I spoke with my RE lawyer, I left with the impression that he can handle the entire transaction, from the contract to closing....

@Erik Schubert  In addition to the myriad of opinions from the BP community, there are some great books on the topic of seller financing. Amazon is a great search engine!

My friend John Schaub's book(s) come to mind at the top of my list. Jimmy Napier's Classic "Invest in Debt" is pretty crude and anything but literary, however it does give you a perspective from the note holders vantage point. 

I think the real advantage for you and seller is that you can strike a deal that makes sense without the constraints of third-party guidelines. 

Your best bet is to target sellers who want to sell and need a secure place to hold their sale proceeds and prefer a monthly payment to a lump sum. Also, sellers who need to sell due to financial pressure and are willing to accept a delayed payment or terms. 

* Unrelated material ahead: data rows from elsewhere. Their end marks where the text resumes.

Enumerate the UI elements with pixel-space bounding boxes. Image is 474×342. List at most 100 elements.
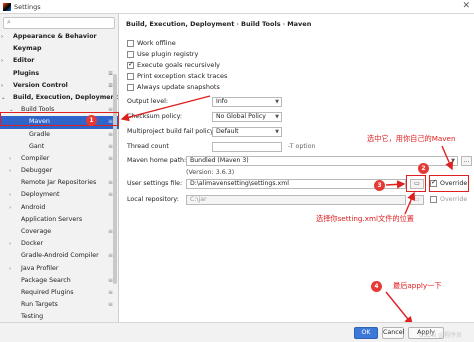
- thread-count-hint: -T option: [288, 143, 316, 150]
- chevron-down-icon: ▼: [275, 129, 279, 135]
- sidebar-item-gradle[interactable]: Gradle ≡: [0, 129, 119, 141]
- local-repository-override-label: Override: [440, 196, 468, 203]
- user-settings-label: User settings file:: [127, 180, 183, 187]
- sidebar-item-label: Application Servers: [21, 215, 83, 223]
- chevron-right-icon[interactable]: ›: [9, 263, 11, 275]
- execute-goals-checkbox[interactable]: [127, 60, 134, 69]
- chevron-right-icon[interactable]: ›: [9, 153, 11, 165]
- chevron-down-icon: ▼: [275, 99, 279, 105]
- sidebar-item-label: Java Profiler: [21, 264, 59, 272]
- sidebar-item-gant[interactable]: Gant ≡: [0, 141, 119, 153]
- plugin-registry-row[interactable]: Use plugin registry: [127, 49, 198, 59]
- sidebar-item-label: Version Control: [13, 81, 68, 89]
- intellij-app-icon: [3, 3, 11, 11]
- maven-home-value: Bundled (Maven 3): [190, 157, 249, 164]
- sidebar-item-label: Editor: [13, 57, 35, 65]
- work-offline-checkbox[interactable]: [127, 39, 134, 47]
- maven-home-browse-button[interactable]: ...: [461, 156, 472, 166]
- plugin-registry-label: Use plugin registry: [137, 50, 199, 58]
- sidebar-item-version-control[interactable]: › Version Control ≡: [0, 80, 119, 92]
- watermark-text: CSDN @程序员: [419, 332, 463, 339]
- sidebar-item-compiler[interactable]: › Compiler ≡: [0, 153, 119, 165]
- ok-button[interactable]: OK: [354, 327, 378, 339]
- chevron-right-icon[interactable]: ›: [1, 80, 3, 92]
- settings-search-input[interactable]: ⌕: [3, 17, 115, 29]
- sidebar-item-android[interactable]: › Android: [0, 202, 119, 214]
- chevron-right-icon[interactable]: ›: [1, 55, 3, 67]
- sidebar-scrollbar[interactable]: [113, 74, 117, 284]
- sidebar-item-coverage[interactable]: Coverage ≡: [0, 226, 119, 238]
- annotation-box-override: [429, 175, 469, 192]
- chevron-down-icon[interactable]: ⌄: [1, 92, 6, 104]
- sidebar-item-required-plugins[interactable]: Required Plugins ≡: [0, 287, 119, 299]
- sidebar-item-deployment[interactable]: › Deployment ≡: [0, 189, 119, 201]
- user-settings-file-input[interactable]: D:\alimavensetting\settings.xml: [186, 179, 406, 189]
- maven-home-label: Maven home path:: [127, 157, 187, 164]
- sidebar-item-java-profiler[interactable]: › Java Profiler: [0, 263, 119, 275]
- sidebar-item-label: Build, Execution, Deployment: [13, 93, 119, 101]
- local-repository-override[interactable]: Override: [430, 196, 467, 203]
- execute-goals-row[interactable]: Execute goals recursively: [127, 60, 220, 70]
- chevron-right-icon[interactable]: ›: [9, 202, 11, 214]
- sidebar-item-package-search[interactable]: Package Search ≡: [0, 275, 119, 287]
- output-level-label: Output level:: [127, 98, 168, 105]
- plugin-registry-checkbox[interactable]: [127, 50, 134, 58]
- local-repository-input[interactable]: C:\jar: [186, 195, 406, 205]
- always-update-row[interactable]: Always update snapshots: [127, 82, 220, 92]
- cancel-button[interactable]: Cancel: [382, 327, 404, 339]
- step-badge-2: 2: [418, 163, 429, 174]
- always-update-checkbox[interactable]: [127, 83, 134, 91]
- note-settings-location: 选择你setting.xml文件的位置: [316, 214, 414, 223]
- multiproject-policy-label: Multiproject build fail policy:: [127, 128, 216, 135]
- sidebar-item-label: Keymap: [13, 45, 42, 53]
- chevron-down-icon: ▼: [275, 114, 279, 120]
- sidebar-item-remote-jar-repositories[interactable]: Remote Jar Repositories ≡: [0, 177, 119, 189]
- breadcrumb-maven: Maven: [287, 20, 312, 28]
- settings-tree: › Appearance & Behavior Keymap › Editor Plugi…: [0, 31, 119, 324]
- maven-version-text: (Version: 3.6.3): [186, 169, 235, 176]
- sidebar-item-run-targets[interactable]: Run Targets ≡: [0, 299, 119, 311]
- local-repository-label: Local repository:: [127, 196, 179, 203]
- dialog-button-bar: OK Cancel Apply: [0, 322, 474, 342]
- window-title: Settings: [14, 3, 41, 11]
- close-icon[interactable]: ✕: [462, 1, 470, 11]
- sidebar-item-label: Docker: [21, 240, 44, 248]
- checksum-policy-label: Checksum policy:: [127, 113, 182, 120]
- sidebar-item-label: Gant: [29, 142, 45, 150]
- sidebar-item-plugins[interactable]: Plugins ≡: [0, 68, 119, 80]
- sidebar-item-gradle-android-compiler[interactable]: Gradle-Android Compiler ≡: [0, 250, 119, 262]
- print-exception-row[interactable]: Print exception stack traces: [127, 71, 227, 81]
- sidebar-item-docker[interactable]: › Docker: [0, 238, 119, 250]
- multiproject-policy-select[interactable]: Default ▼: [212, 127, 282, 137]
- sidebar-item-debugger[interactable]: › Debugger: [0, 165, 119, 177]
- thread-count-input[interactable]: [212, 142, 282, 152]
- sidebar-item-editor[interactable]: › Editor: [0, 55, 119, 67]
- sidebar-item-label: Required Plugins: [21, 288, 74, 296]
- sidebar-item-label: Package Search: [21, 276, 71, 284]
- chevron-right-icon[interactable]: ›: [1, 31, 3, 43]
- local-repository-override-checkbox[interactable]: [430, 196, 437, 203]
- sidebar-item-build-execution-deployment[interactable]: ⌄ Build, Execution, Deployment: [0, 92, 119, 104]
- multiproject-policy-value: Default: [216, 128, 239, 135]
- checksum-policy-select[interactable]: No Global Policy ▼: [212, 112, 282, 122]
- print-exception-checkbox[interactable]: [127, 72, 134, 80]
- always-update-label: Always update snapshots: [137, 83, 220, 91]
- chevron-right-icon[interactable]: ›: [9, 189, 11, 201]
- note-select-maven: 选中它，用你自己的Maven: [367, 134, 456, 143]
- sidebar-item-keymap[interactable]: Keymap: [0, 43, 119, 55]
- output-level-select[interactable]: Info ▼: [212, 97, 282, 107]
- sidebar-item-label: Run Targets: [21, 301, 58, 309]
- folder-icon[interactable]: ▭: [410, 195, 424, 205]
- chevron-down-icon: ▼: [451, 158, 455, 164]
- work-offline-label: Work offline: [137, 39, 176, 47]
- sidebar-item-label: Remote Jar Repositories: [21, 179, 97, 187]
- maven-home-select[interactable]: Bundled (Maven 3) ▼: [186, 156, 458, 166]
- breadcrumb-separator: ›: [236, 20, 240, 28]
- sidebar-item-application-servers[interactable]: Application Servers: [0, 214, 119, 226]
- sidebar-item-appearance-behavior[interactable]: › Appearance & Behavior: [0, 31, 119, 43]
- work-offline-row[interactable]: Work offline: [127, 38, 176, 48]
- chevron-right-icon[interactable]: ›: [9, 238, 11, 250]
- chevron-right-icon[interactable]: ›: [9, 165, 11, 177]
- step-badge-1: 1: [86, 115, 97, 126]
- sidebar-item-label: Gradle-Android Compiler: [21, 252, 99, 260]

The real money is maid in the back end as sellers (or their heirs) "come back to the well" and ask for early payoff. You then have another time point to negotiate a discount, etc.

Originally posted by @Erik Schubert :

Wow, @Bill G. 

There's a lot to learn based on that last response.

I spoke with my RE lawyer, I left with the impression that he can handle the entire transaction, from the contract to closing....

And, he probably can, servicing is the collection of payments after closing. :) 

Medium logoscopiccroppedblue2Bill Gulley, General Real Estate Academy | https://generalrealestateacademy.com

@Bill Gulley  

Ahhhh! I searched for "loan servicing" and though I found companies, I did not really gain any knowledge. 

Thank you all for your wisdom, some of this stuff would take me hours to figure out.